Maine in America
HISTORIC PROPERTIES

Two historic houses are incorporated into the Farnsworth Art Museum's collection. The Farnsworth Homestead was the home of Lucy Farnsworth, the museum's original benefactor, and is part of the main museum campus. The architectural style of the house and outbuildings is Greek Revival but the interior is decorated in high Victorian style. The elegant structure has survived intact, with virtually no adaptation. Minimal electrical systems were added for safety purposes, but all the original heating and plumbing is still in place, including what was probably the first indoor bathroom with a flush toilet in the city. Thanks to a generous inheritance from her father and brother James, and to her own business acumen, Lucy Farnsworth left a sizable estate. She directed that the bulk of it be used to establish the William A. Farnsworth Library and Art Museum as a memorial to her father. She recognized the historical importance and the potential educational value of the family's house and left instructions that it be maintained with the original furnishings and be kept open to the public. The Homestead was placed on the National Register of Historic Places in 1973.

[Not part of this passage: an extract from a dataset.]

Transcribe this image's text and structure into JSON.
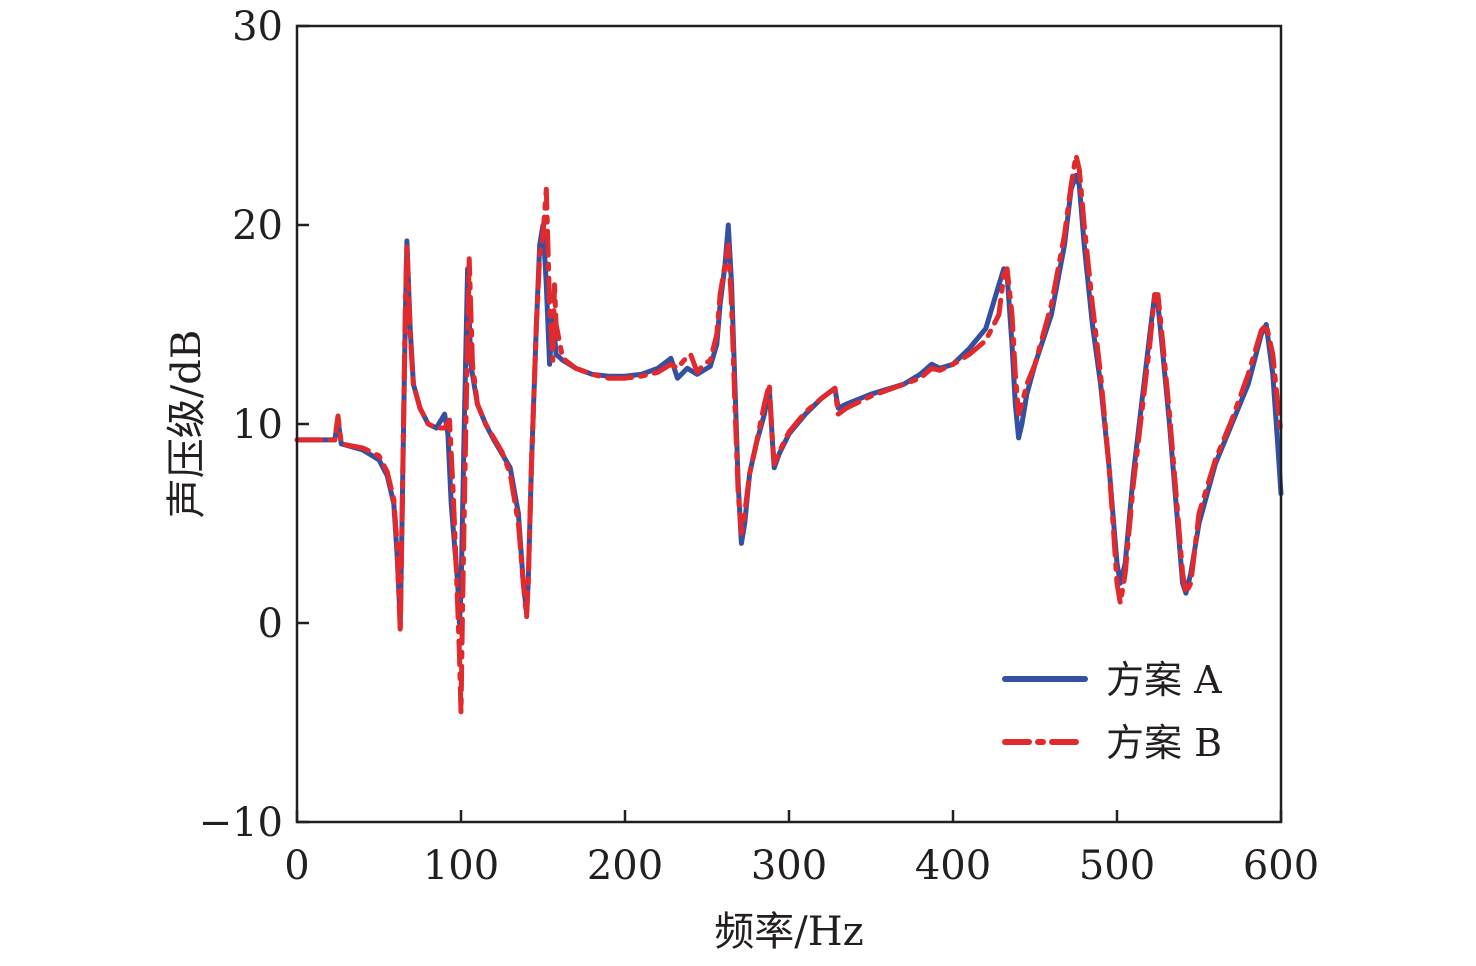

The Olson House was the subject of numerous works of art by Andrew Wyeth, including the well-known Christina's World, 1948, owned by the Museum of Modern Art, New York. Wyeth's series of drawings, watercolors and tempera paintings featuring Christina Olson, her brother Alvaro and the house itself, occupied Wyeth from 1939 through 1968. In the summer of 1939, seventeen-year-old Betsy James, who would later marry Andrew Wyeth, introduced him to her neighbors Christina and Alvaro Olson. Over the next three decades a friendship developed between the artist and the Olsons. Wyeth was allowed to wander through the house as he pleased and used an upstairs room as a studio. The land on which the house, a classic "saltwater" two-story Maine farm house, was built was part of a 300-acre parcel granted in 1743 to William Hathorn IV, Samuel Hathorn I and Alexander Hathorn. The house was constructed in the late 1700s and underwent enlargements and additions up until around 1871. It has remained essentially unchanged since that time. The Olson House was placed on the National Register of Historic Places in 1993.